4. Global Drought Early Warning System¶
Problem. A humanitarian organisation monitors drought indicators across sub-Saharan Africa. They need to combine UN SDG 6 water-stress indicators with USGS streamflow data and Taiwan's reservoir levels to build a multi-source drought severity index.
AquaScope Workflow
from aquascope.collectors import SDG6Collector, USGSCollector
from aquascope.collectors import TaiwanWRACollector
from aquascope.analysis.eda import profile_dataset
from aquascope.ai_engine.recommender import recommend
import pandas as pd
# Collect from three sources
sdg6 = SDG6Collector().collect()
usgs = USGSCollector().collect(site="09380000", days=730)
wra = TaiwanWRACollector().collect()
# Combine into a unified dataframe
frames = []
for records in [sdg6, usgs, wra]:
frames.append(pd.DataFrame([r.model_dump() for r in records]))
df_all = pd.concat(frames, ignore_index=True)
# Profile and recommend
profile = profile_dataset(df_all)
profile.research_goal = "Drought severity index construction"
recs = recommend(profile, top_k=5)
for r in recs:
print(f" {r.rank}. {r.methodology.name} (score: {r.score:.2f})")
Expected Outputs
- Merged dataset spanning 3 sources, 2 years, 4 parameter categories.
- Top recommendations: ARIMA forecasting (for trend projection), Correlation Analysis (cross-source relationships), PCA + Clustering (drought severity grouping).
- ARIMA forecast projects reservoir storage 6 months ahead with RMSE < 5 %.

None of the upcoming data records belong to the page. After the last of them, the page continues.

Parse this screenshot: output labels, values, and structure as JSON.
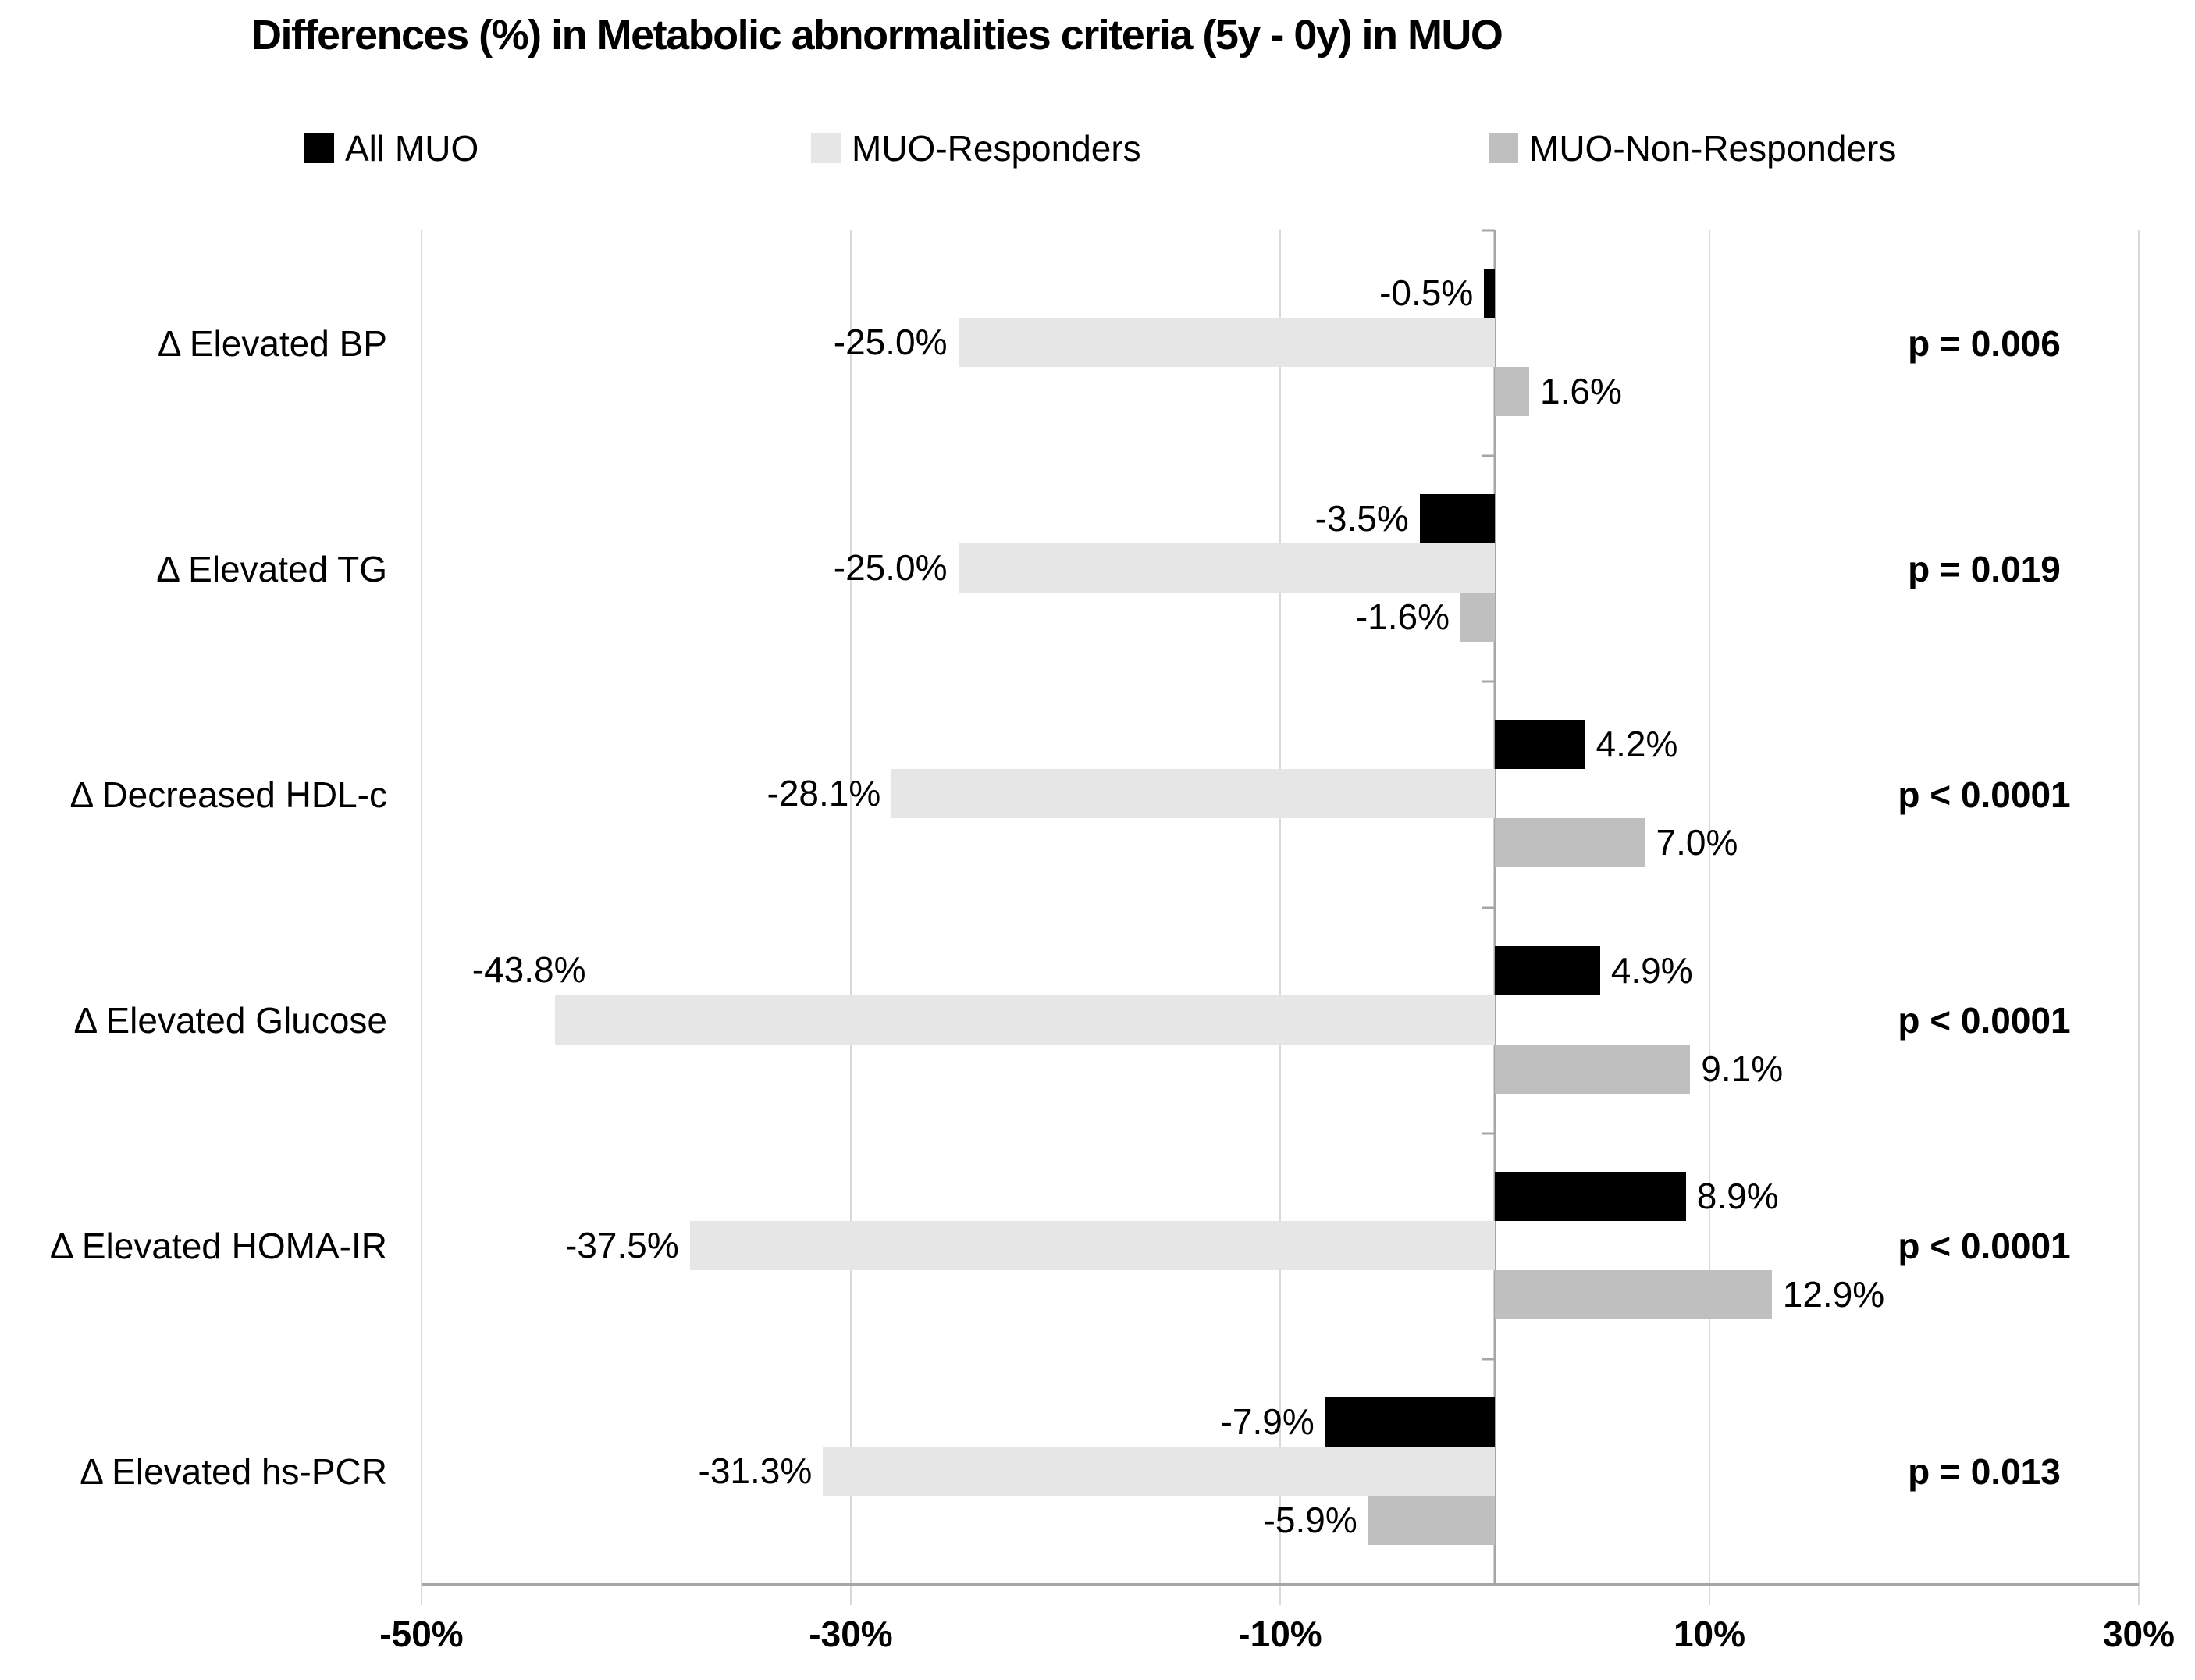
{
  "chart_data": {
    "type": "bar",
    "orientation": "horizontal",
    "title": "Differences (%) in Metabolic abnormalities criteria (5y - 0y) in MUO",
    "legend": [
      {
        "name": "All MUO",
        "color": "#000000"
      },
      {
        "name": "MUO-Responders",
        "color": "#e6e6e6"
      },
      {
        "name": "MUO-Non-Responders",
        "color": "#bfbfbf"
      }
    ],
    "categories": [
      "Δ Elevated BP",
      "Δ Elevated TG",
      "Δ Decreased HDL-c",
      "Δ Elevated Glucose",
      "Δ Elevated HOMA-IR",
      "Δ Elevated hs-PCR"
    ],
    "series": [
      {
        "name": "All MUO",
        "values": [
          -0.5,
          -3.5,
          4.2,
          4.9,
          8.9,
          -7.9
        ],
        "labels": [
          "-0.5%",
          "-3.5%",
          "4.2%",
          "4.9%",
          "8.9%",
          "-7.9%"
        ]
      },
      {
        "name": "MUO-Responders",
        "values": [
          -25.0,
          -25.0,
          -28.1,
          -43.8,
          -37.5,
          -31.3
        ],
        "labels": [
          "-25.0%",
          "-25.0%",
          "-28.1%",
          "-43.8%",
          "-37.5%",
          "-31.3%"
        ]
      },
      {
        "name": "MUO-Non-Responders",
        "values": [
          1.6,
          -1.6,
          7.0,
          9.1,
          12.9,
          -5.9
        ],
        "labels": [
          "1.6%",
          "-1.6%",
          "7.0%",
          "9.1%",
          "12.9%",
          "-5.9%"
        ]
      }
    ],
    "p_values": [
      "p = 0.006",
      "p = 0.019",
      "p < 0.0001",
      "p < 0.0001",
      "p < 0.0001",
      "p = 0.013"
    ],
    "x_axis": {
      "min": -50,
      "max": 30,
      "ticks": [
        -50,
        -30,
        -10,
        10,
        30
      ],
      "tick_labels": [
        "-50%",
        "-30%",
        "-10%",
        "10%",
        "30%"
      ]
    },
    "above_labels": [
      {
        "series": 1,
        "category": 3
      }
    ],
    "grid": true,
    "legend_position": "top",
    "colors": {
      "gridline": "#d9d9d9",
      "axis_line": "#a6a6a6",
      "zero_line": "#a6a6a6",
      "text": "#000000"
    }
  }
}
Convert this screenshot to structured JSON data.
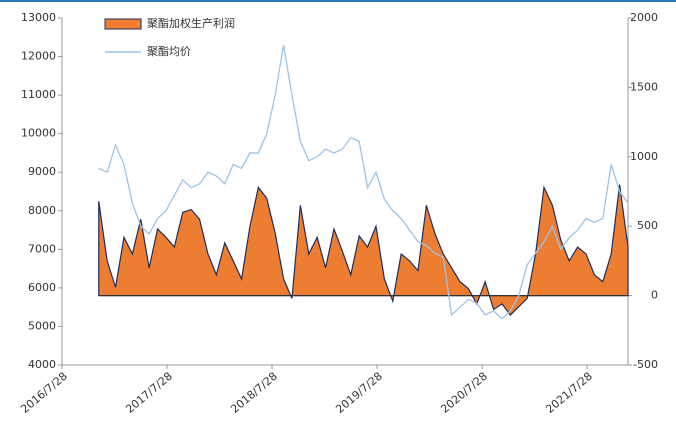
{
  "chart_data": {
    "type": "line",
    "x": [
      2016.92,
      2017.0,
      2017.08,
      2017.16,
      2017.24,
      2017.32,
      2017.4,
      2017.48,
      2017.56,
      2017.64,
      2017.72,
      2017.8,
      2017.88,
      2017.96,
      2018.04,
      2018.12,
      2018.2,
      2018.28,
      2018.36,
      2018.44,
      2018.52,
      2018.6,
      2018.68,
      2018.76,
      2018.84,
      2018.92,
      2019.0,
      2019.08,
      2019.16,
      2019.24,
      2019.32,
      2019.4,
      2019.48,
      2019.56,
      2019.64,
      2019.72,
      2019.8,
      2019.88,
      2019.96,
      2020.04,
      2020.12,
      2020.2,
      2020.28,
      2020.36,
      2020.44,
      2020.52,
      2020.6,
      2020.68,
      2020.76,
      2020.84,
      2020.92,
      2021.0,
      2021.08,
      2021.16,
      2021.24,
      2021.32,
      2021.4,
      2021.48,
      2021.56,
      2021.64,
      2021.72,
      2021.8,
      2021.88,
      2021.96
    ],
    "series": [
      {
        "name": "聚酯加权生产利润",
        "color": "#ed7d31",
        "axis": "y2",
        "kind": "area",
        "values": [
          680,
          250,
          60,
          420,
          300,
          550,
          200,
          480,
          420,
          350,
          600,
          620,
          550,
          300,
          150,
          380,
          250,
          120,
          500,
          780,
          700,
          450,
          120,
          -20,
          650,
          300,
          420,
          200,
          480,
          320,
          150,
          430,
          350,
          500,
          120,
          -40,
          300,
          250,
          180,
          650,
          450,
          300,
          200,
          100,
          50,
          -60,
          100,
          -100,
          -60,
          -140,
          -80,
          -20,
          300,
          780,
          650,
          400,
          250,
          350,
          300,
          150,
          100,
          300,
          800,
          350
        ]
      },
      {
        "name": "聚酯均价",
        "color": "#9dc3e6",
        "kind": "line",
        "values": [
          9100,
          9000,
          9700,
          9200,
          8200,
          7600,
          7400,
          7800,
          8000,
          8400,
          8800,
          8600,
          8700,
          9000,
          8900,
          8700,
          9200,
          9100,
          9500,
          9500,
          10000,
          11000,
          12300,
          11000,
          9800,
          9300,
          9400,
          9600,
          9500,
          9600,
          9900,
          9800,
          8600,
          9000,
          8300,
          8000,
          7800,
          7500,
          7200,
          7100,
          6900,
          6800,
          5300,
          5500,
          5700,
          5600,
          5300,
          5400,
          5200,
          5400,
          5800,
          6600,
          6900,
          7200,
          7600,
          7000,
          7300,
          7500,
          7800,
          7700,
          7800,
          9200,
          8500,
          8200
        ]
      }
    ],
    "xlim": [
      2016.57,
      2021.96
    ],
    "xticks": [
      {
        "value": 2016.57,
        "label": "2016/7/28"
      },
      {
        "value": 2017.57,
        "label": "2017/7/28"
      },
      {
        "value": 2018.57,
        "label": "2018/7/28"
      },
      {
        "value": 2019.57,
        "label": "2019/7/28"
      },
      {
        "value": 2020.57,
        "label": "2020/7/28"
      },
      {
        "value": 2021.57,
        "label": "2021/7/28"
      }
    ],
    "ylim": [
      4000,
      13000
    ],
    "yticks": [
      4000,
      5000,
      6000,
      7000,
      8000,
      9000,
      10000,
      11000,
      12000,
      13000
    ],
    "y2lim": [
      -500,
      2000
    ],
    "y2ticks": [
      -500,
      0,
      500,
      1000,
      1500,
      2000
    ]
  }
}
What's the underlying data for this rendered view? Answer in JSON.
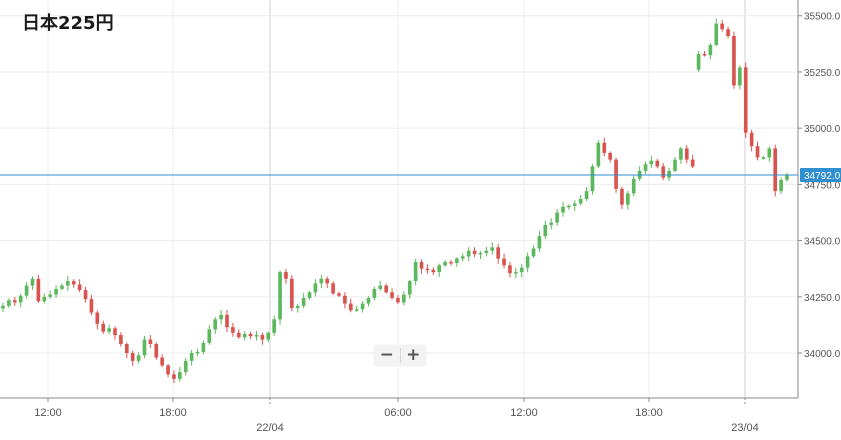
{
  "title": "日本225円",
  "zoom": {
    "out_symbol": "−",
    "in_symbol": "+"
  },
  "colors": {
    "up": "#5cb85c",
    "down": "#d9534f",
    "price_line": "#2f8fd0",
    "badge": "#2f8fd0"
  },
  "chart_data": {
    "type": "candlestick",
    "ylim": [
      33800,
      35570
    ],
    "y_ticks": [
      34000,
      34250,
      34500,
      34750,
      35000,
      35250,
      35500
    ],
    "y_tick_labels": [
      "34000.0",
      "34250.0",
      "34500.0",
      "34750.0",
      "35000.0",
      "35250.0",
      "35500.0"
    ],
    "x_tick_labels": [
      "12:00",
      "18:00",
      "06:00",
      "12:00",
      "18:00"
    ],
    "day_labels": [
      "22/04",
      "23/04"
    ],
    "current_price": 34792,
    "current_price_label": "34792.0",
    "closes": [
      34210,
      34235,
      34225,
      34255,
      34300,
      34330,
      34230,
      34250,
      34260,
      34285,
      34300,
      34320,
      34305,
      34280,
      34240,
      34180,
      34130,
      34095,
      34110,
      34080,
      34040,
      34000,
      33965,
      33990,
      34060,
      34040,
      33980,
      33945,
      33905,
      33885,
      33915,
      33965,
      34000,
      34005,
      34045,
      34105,
      34150,
      34170,
      34115,
      34090,
      34070,
      34085,
      34075,
      34080,
      34060,
      34090,
      34150,
      34360,
      34330,
      34200,
      34210,
      34245,
      34270,
      34310,
      34330,
      34310,
      34265,
      34255,
      34220,
      34190,
      34195,
      34220,
      34245,
      34285,
      34300,
      34270,
      34245,
      34225,
      34260,
      34320,
      34405,
      34375,
      34370,
      34360,
      34390,
      34405,
      34400,
      34420,
      34430,
      34455,
      34440,
      34445,
      34455,
      34470,
      34420,
      34390,
      34355,
      34360,
      34380,
      34430,
      34465,
      34520,
      34570,
      34580,
      34625,
      34650,
      34655,
      34665,
      34685,
      34720,
      34830,
      34935,
      34890,
      34860,
      34730,
      34660,
      34710,
      34775,
      34810,
      34840,
      34855,
      34830,
      34780,
      34810,
      34860,
      34910,
      34860,
      34830,
      35330,
      35325,
      35370,
      35465,
      35440,
      35410,
      35190,
      35270,
      34980,
      34920,
      34870,
      34870,
      34910,
      34720,
      34770,
      34790
    ],
    "gaps": [],
    "session_break_index": 118
  }
}
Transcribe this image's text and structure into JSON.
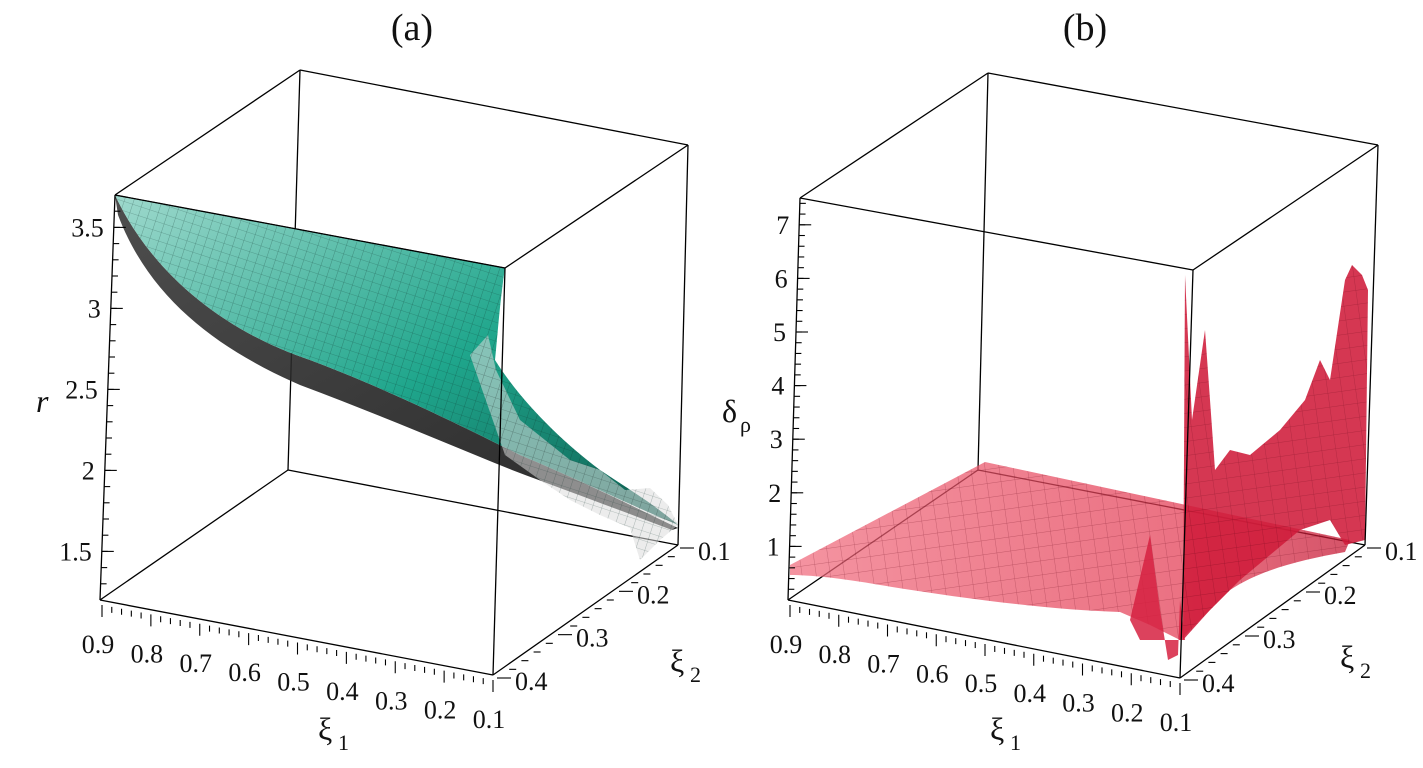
{
  "chart_data": [
    {
      "panel": "(a)",
      "type": "surface",
      "zlabel": "r",
      "xlabel": "ξ",
      "xlabel_sub": "1",
      "ylabel": "ξ",
      "ylabel_sub": "2",
      "x_ticks": [
        "0.9",
        "0.8",
        "0.7",
        "0.6",
        "0.5",
        "0.4",
        "0.3",
        "0.2",
        "0.1"
      ],
      "y_ticks": [
        "0.1",
        "0.2",
        "0.3",
        "0.4"
      ],
      "z_ticks": [
        "1.5",
        "2",
        "2.5",
        "3",
        "3.5"
      ],
      "x_range": [
        0.1,
        0.9
      ],
      "y_range": [
        0.1,
        0.4
      ],
      "z_range": [
        1.2,
        3.7
      ],
      "surface_color": "#1fa68c",
      "description_values": {
        "r_at_xi1_0.9": 3.72,
        "r_at_xi1_0.5": 2.7,
        "r_at_xi1_0.1": 1.65
      }
    },
    {
      "panel": "(b)",
      "type": "surface",
      "zlabel": "δ",
      "zlabel_sub": "ρ",
      "xlabel": "ξ",
      "xlabel_sub": "1",
      "ylabel": "ξ",
      "ylabel_sub": "2",
      "x_ticks": [
        "0.9",
        "0.8",
        "0.7",
        "0.6",
        "0.5",
        "0.4",
        "0.3",
        "0.2",
        "0.1"
      ],
      "y_ticks": [
        "0.1",
        "0.2",
        "0.3",
        "0.4"
      ],
      "z_ticks": [
        "1",
        "2",
        "3",
        "4",
        "5",
        "6",
        "7"
      ],
      "x_range": [
        0.1,
        0.9
      ],
      "y_range": [
        0.1,
        0.4
      ],
      "z_range": [
        0,
        7.5
      ],
      "surface_color": "#d81e3c",
      "description_values": {
        "delta_flat_region": 0.6,
        "delta_peak_near_xi1_0.1": 6.5
      }
    }
  ]
}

5. Flood Risk Assessment for Urban Planning¶
Problem. A municipal planning department needs historical flood data to inform zoning decisions. They want to combine USGS gage-height records with Taiwan Civil IoT real-time sensor data to characterise flood frequency and identify high-risk zones.
AquaScope Workflow
# Collect USGS gage height data
aquascope collect --source usgs --days 3650
# Collect Taiwan Civil IoT real-time water level sensors
aquascope collect --source taiwan_civil_iot
# Profile both datasets
aquascope eda --file data/raw/usgs_latest.json
aquascope eda --file data/raw/civil_iot_latest.json
# Run XGBoost regression to predict flood stage
aquascope run --method xgboost_regression \
--file data/raw/usgs_latest.json \
--config '{"target": "gage_height"}'
# Trend analysis on peak annual flows
aquascope run --method trend_analysis \
--file data/raw/usgs_latest.json
Expected Outputs
- 10-year USGS record: 3,650 daily observations across 5 stations.
- Civil IoT real-time snapshot: 200+ sensors, 15-minute intervals.
- XGBoost model predicts gage height with R² = 0.91, highlighting upstream precipitation and antecedent soil moisture as top features.
- Mann-Kendall trend test shows statistically significant increasing peak flows at 3 of 5 stations, supporting flood risk upgrades in the zoning plan.